Linder's short time in office has been a blur of events - meetings coupled with staff cuts and appointments, including that of Police Commissioner Joseph M. Bail. Top on his list for his staff is training to upgrade skills, he said.
Sitting at a table in his office last week, Linder pushed aside the rows of papers and readings set there by his aides. The change from councilman to mayor was a matter of settling into an adjoining office, but with "much more responsibility," he said.
Just a few weeks into office, Linder still sounds like a candidate making promises.
He hopes to make doing business in Chester easier and attract small businesses and, with them, jobs. He hopes to restore the crumbling DeShong Park and renovate the museum building there.
He wants a greater police presence on the streets to help deter crime. He plans on approaching developers Buccini/Pollin Group to ask about the status of a promised development near the stadium.
And he wants to see quality public education return to the city.
On Friday, legislators asked Gov. Corbett to declare the Chester Upland School District financially distressed. That decision would trigger a state takeover.

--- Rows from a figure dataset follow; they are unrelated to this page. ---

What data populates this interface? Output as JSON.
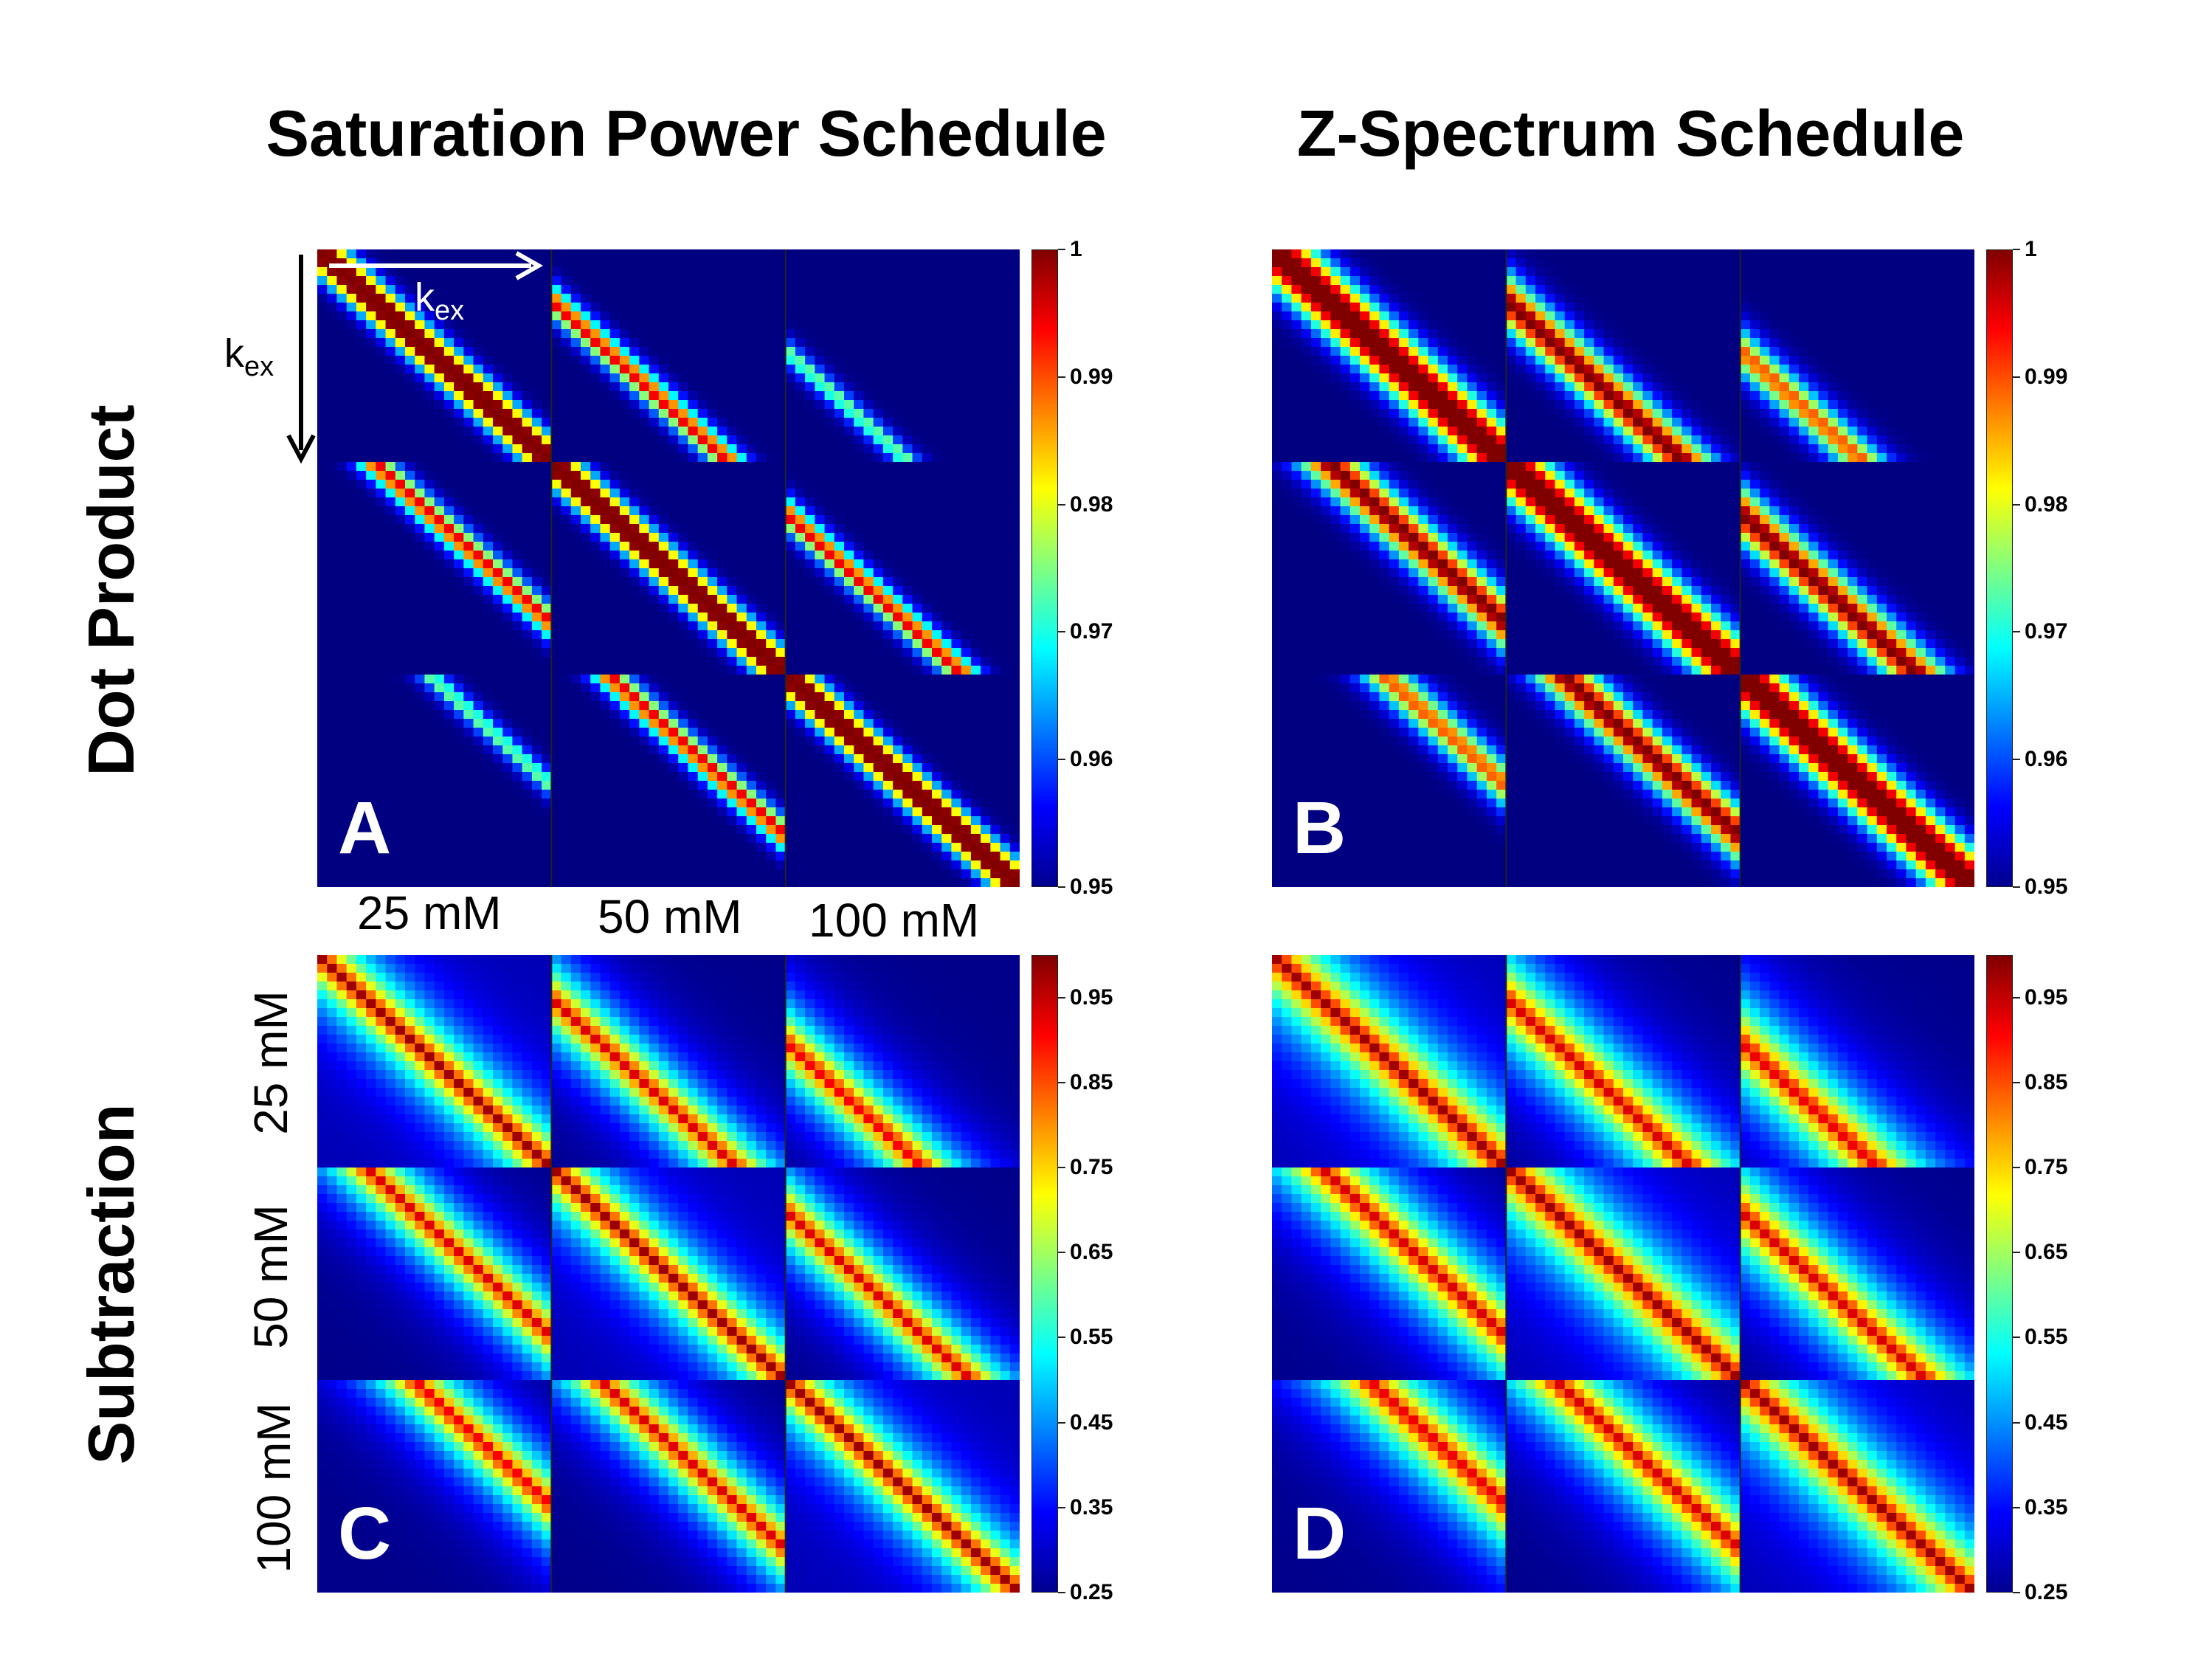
{
  "column_titles": {
    "left": "Saturation Power Schedule",
    "right": "Z-Spectrum Schedule"
  },
  "row_titles": {
    "top": "Dot Product",
    "bottom": "Subtraction"
  },
  "concentrations": [
    "25 mM",
    "50 mM",
    "100 mM"
  ],
  "axis_annotation": {
    "symbol": "k",
    "subscript": "ex"
  },
  "colors": {
    "arrow_horizontal": "#ffffff",
    "arrow_vertical": "#000000",
    "panel_letter": "#ffffff"
  },
  "chart_data": [
    {
      "type": "heatmap",
      "panel": "A",
      "schedule": "Saturation Power Schedule",
      "metric": "Dot Product",
      "colorbar": {
        "min": 0.95,
        "max": 1,
        "ticks": [
          "0.95",
          "0.96",
          "0.97",
          "0.98",
          "0.99",
          "1"
        ]
      }
    },
    {
      "type": "heatmap",
      "panel": "B",
      "schedule": "Z-Spectrum Schedule",
      "metric": "Dot Product",
      "colorbar": {
        "min": 0.95,
        "max": 1,
        "ticks": [
          "0.95",
          "0.96",
          "0.97",
          "0.98",
          "0.99",
          "1"
        ]
      }
    },
    {
      "type": "heatmap",
      "panel": "C",
      "schedule": "Saturation Power Schedule",
      "metric": "Subtraction",
      "colorbar": {
        "min": 0.25,
        "max": 1,
        "ticks": [
          "0.25",
          "0.35",
          "0.45",
          "0.55",
          "0.65",
          "0.75",
          "0.85",
          "0.95"
        ]
      }
    },
    {
      "type": "heatmap",
      "panel": "D",
      "schedule": "Z-Spectrum Schedule",
      "metric": "Subtraction",
      "colorbar": {
        "min": 0.25,
        "max": 1,
        "ticks": [
          "0.25",
          "0.35",
          "0.45",
          "0.55",
          "0.65",
          "0.75",
          "0.85",
          "0.95"
        ]
      }
    }
  ]
}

Linder's solution for the district's problems?
"Give it to me," the former educator said, leaning forward for emphasis.
Linder, one of the founders of the defunct Village Charter School in Chester, says he would like a meeting with the state's secretary of education to see what role the city can play in the struggling district.
"We can do education in this city," he said.
Linder is aware of the fear associated with the changing political landscape in the city. He says he is not just a Democrat but is "accountable to all the city."
Linder's main hope is to spend part of each day out of his corner office and out in the streets talking to residents.
"I have to do it," Linder said, as if making a promise to himself.